The Ouroboros is a symbol that depicts a serpent or a dragon biting its own tail, forming a ring. It is the symbol of cyclicality – something that is in a constant cycle of rebirth through the three steps of creation, maintenance and destruction.
The concept of a serpent devouring itself likely stems from the ancient belief that a snake shedding its skin is the act of leaving an old, inferior body to be reborn into a better, new body. The ancient Greeks explained that the Ouroboros connects its beginning (mouth) and end (tail) to form a metaphor for the link between life and death. By forming a circle, the Ouroboros has no beginning and no end; it is an infinite, linear path that cycles endlessly. Because of this, the Ouroboros is also the symbol of infinity, immortality and the cycle of time. An alternate ancient explanation for the Ouroboros is that because it eats itself, it will ultimately end up as nothing.
The Ouroboros was an important symbol in medieval alchemy. Alchemists used the symbol “O” to represent the Ouroboros. To the alchemists, the Ouroboros was an entity that did not place importance in the two natural processes of creation and destruction, but the often-neglected third force – maintenance. This neutral process is the connection between the start and end of anything. Alchemists knew that in any chemical reaction, the process is just as important as the starting ingredients and the final product. The Ouroboros also represented “everything” and “perfection” to alchemists as it connected its own beginning and end. Because of this, the Ouroboros came to represent the Philosopher’s stone.

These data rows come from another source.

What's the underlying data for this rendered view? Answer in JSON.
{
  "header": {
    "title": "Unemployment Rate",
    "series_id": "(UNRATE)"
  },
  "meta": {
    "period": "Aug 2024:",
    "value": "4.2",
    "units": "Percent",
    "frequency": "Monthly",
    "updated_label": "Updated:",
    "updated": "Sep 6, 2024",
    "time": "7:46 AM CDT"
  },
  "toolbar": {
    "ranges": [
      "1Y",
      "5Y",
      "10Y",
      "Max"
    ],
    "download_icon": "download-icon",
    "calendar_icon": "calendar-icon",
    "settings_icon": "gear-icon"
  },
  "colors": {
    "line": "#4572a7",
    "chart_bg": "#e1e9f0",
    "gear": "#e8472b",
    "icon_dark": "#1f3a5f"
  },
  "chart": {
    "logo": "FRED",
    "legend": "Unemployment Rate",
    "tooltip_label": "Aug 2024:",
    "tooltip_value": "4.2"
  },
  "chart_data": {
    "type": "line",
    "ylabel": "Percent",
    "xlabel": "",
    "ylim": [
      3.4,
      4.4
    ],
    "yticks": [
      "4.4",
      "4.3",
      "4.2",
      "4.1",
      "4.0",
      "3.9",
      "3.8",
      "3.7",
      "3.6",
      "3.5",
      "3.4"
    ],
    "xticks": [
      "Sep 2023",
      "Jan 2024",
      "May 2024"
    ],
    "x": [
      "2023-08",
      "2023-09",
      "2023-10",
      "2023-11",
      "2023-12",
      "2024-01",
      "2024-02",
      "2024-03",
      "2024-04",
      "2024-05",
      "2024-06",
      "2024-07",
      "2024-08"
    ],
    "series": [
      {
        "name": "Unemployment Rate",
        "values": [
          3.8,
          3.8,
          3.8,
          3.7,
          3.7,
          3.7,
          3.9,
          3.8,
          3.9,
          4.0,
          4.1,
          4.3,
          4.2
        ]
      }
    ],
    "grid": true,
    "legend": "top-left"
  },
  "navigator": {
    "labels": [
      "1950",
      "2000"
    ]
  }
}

Perhaps the most relevant application of the Ouroboros to us is the concept of rebirth and cycling. Nothing in nature is permanent. Matter changes states, chemicals react and species evolve. We too are never permanent. There is always room for change – to destroy what you do not like about yourself, create something better and then maintain that state until the next cycle comes. As much as it is important to know to love who you are, it is vital that you continuously recycle, refine and develop yourself to become the person that you are truly happy to call “me”.